Who We Were Before We Woke Up
I was deeply saddened by
two moments from the recent Republican
Party debates: The first, the audience's spontaneous applause when a
moderator sited 200 plus executions in the state of Texas during Governor
Perry's tenure. The second, when a member of the audience shouted
"Yeah!", followed by light applause, in response to a question asking
whether a critically ill person without health insurance should be left to die.
Is this behavior
representative of that many people in this country?
Is this representative
one of our two major political parties? It smacks of the kind of mob
mentality you'd expect at a Black Panther rally, or the KKK, not the political
organization that's controlled the White House for most of the last 30 years.

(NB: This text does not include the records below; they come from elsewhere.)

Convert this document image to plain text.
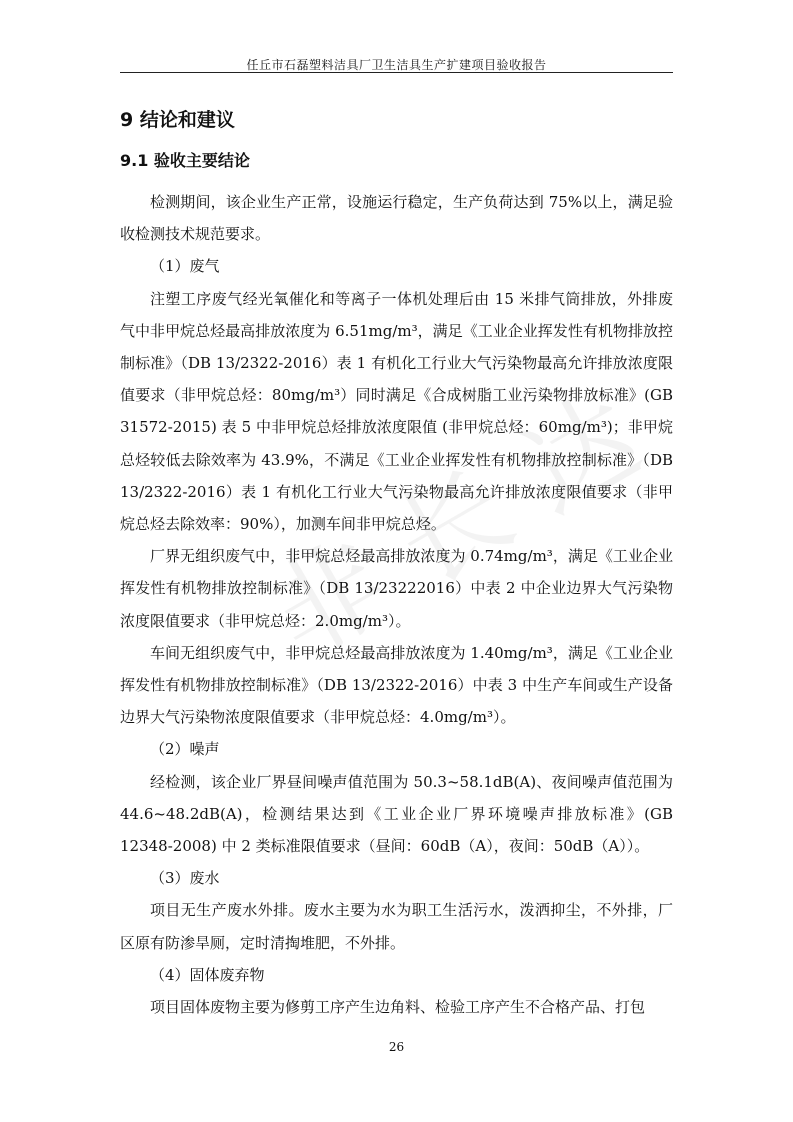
任丘市石磊塑料洁具厂卫生洁具生产扩建项目验收报告
9 结论和建议
9.1 验收主要结论

检测期间，该企业生产正常，设施运行稳定，生产负荷达到 75%以上，满足验收检测技术规范要求。

（1）废气

注塑工序废气经光氧催化和等离子一体机处理后由 15 米排气筒排放，外排废气中非甲烷总烃最高排放浓度为 6.51mg/m³，满足《工业企业挥发性有机物排放控制标准》（DB 13/2322-2016）表 1 有机化工行业大气污染物最高允许排放浓度限值要求（非甲烷总烃：80mg/m³）同时满足《合成树脂工业污染物排放标准》(GB 31572-2015) 表 5 中非甲烷总烃排放浓度限值 (非甲烷总烃：60mg/m³)；非甲烷总烃较低去除效率为 43.9%，不满足《工业企业挥发性有机物排放控制标准》（DB 13/2322-2016）表 1 有机化工行业大气污染物最高允许排放浓度限值要求（非甲烷总烃去除效率：90%），加测车间非甲烷总烃。

厂界无组织废气中，非甲烷总烃最高排放浓度为 0.74mg/m³，满足《工业企业挥发性有机物排放控制标准》（DB 13/23222016）中表 2 中企业边界大气污染物浓度限值要求（非甲烷总烃：2.0mg/m³）。

车间无组织废气中，非甲烷总烃最高排放浓度为 1.40mg/m³，满足《工业企业挥发性有机物排放控制标准》（DB 13/2322-2016）中表 3 中生产车间或生产设备边界大气污染物浓度限值要求（非甲烷总烃：4.0mg/m³）。

（2）噪声

经检测，该企业厂界昼间噪声值范围为 50.3~58.1dB(A)、夜间噪声值范围为 44.6~48.2dB(A)，检测结果达到《工业企业厂界环境噪声排放标准》(GB 12348-2008) 中 2 类标准限值要求（昼间：60dB（A），夜间：50dB（A））。

（3）废水

项目无生产废水外排。废水主要为水为职工生活污水，泼洒抑尘，不外排，厂区原有防渗旱厕，定时清掏堆肥，不外排。

（4）固体废弃物

项目固体废物主要为修剪工序产生边角料、检验工序产生不合格产品、打包

26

Ron Paul during one of the debates |
When you throw in the specter
of Michele Bachman suggesting that HPV vaccinations for adolescent girls in
Texas is something to reject and fear and Sarah Palin opens her mouth to say
just about anything, I have to wonder how the Republican party can survive with
any credibility in this country and the world.
Underlying this movement
is the sense that the Republican Party is for those who view the world in terms
of "us against them". And the concept that "if one person is
suffering, it affects us all" must sound as foreign and threatening as
cockpit audio from a 9/11 highjacker.
Lest I become that which
I’m criticizing, let me say we are all, including the suffering souls in the
debate audience, desirous of the same basic stuff: happiness, freedom, food,
roof over our head, the chance for our children to have the same. We all do
battle with the great satin: fear, the 21st century plague fueled by
those who exploit it for monetary or egotistical gain. Fear’s toxic consequence
is suspicion of others, a turning inward to protect, a fortification of
personal boundaries. And when that happens people behave insanely, in
opposition to their own best interests. Kind of like what’s happening in
America today.
I hope that as more of us
continue to look inward, reflect on our brief tenure in this thing called life,
that compassion grows. Being the optimist that I am, I think we may be near the
bottom of one of the cycles in human evolution. And that as we emerge from the
shock that is this huge shift in our economic and technological way of life, we
look back on forums like the Republican debates and realize how desperately enmeshed
in the labyrinth of our own nightmares we were before we woke up.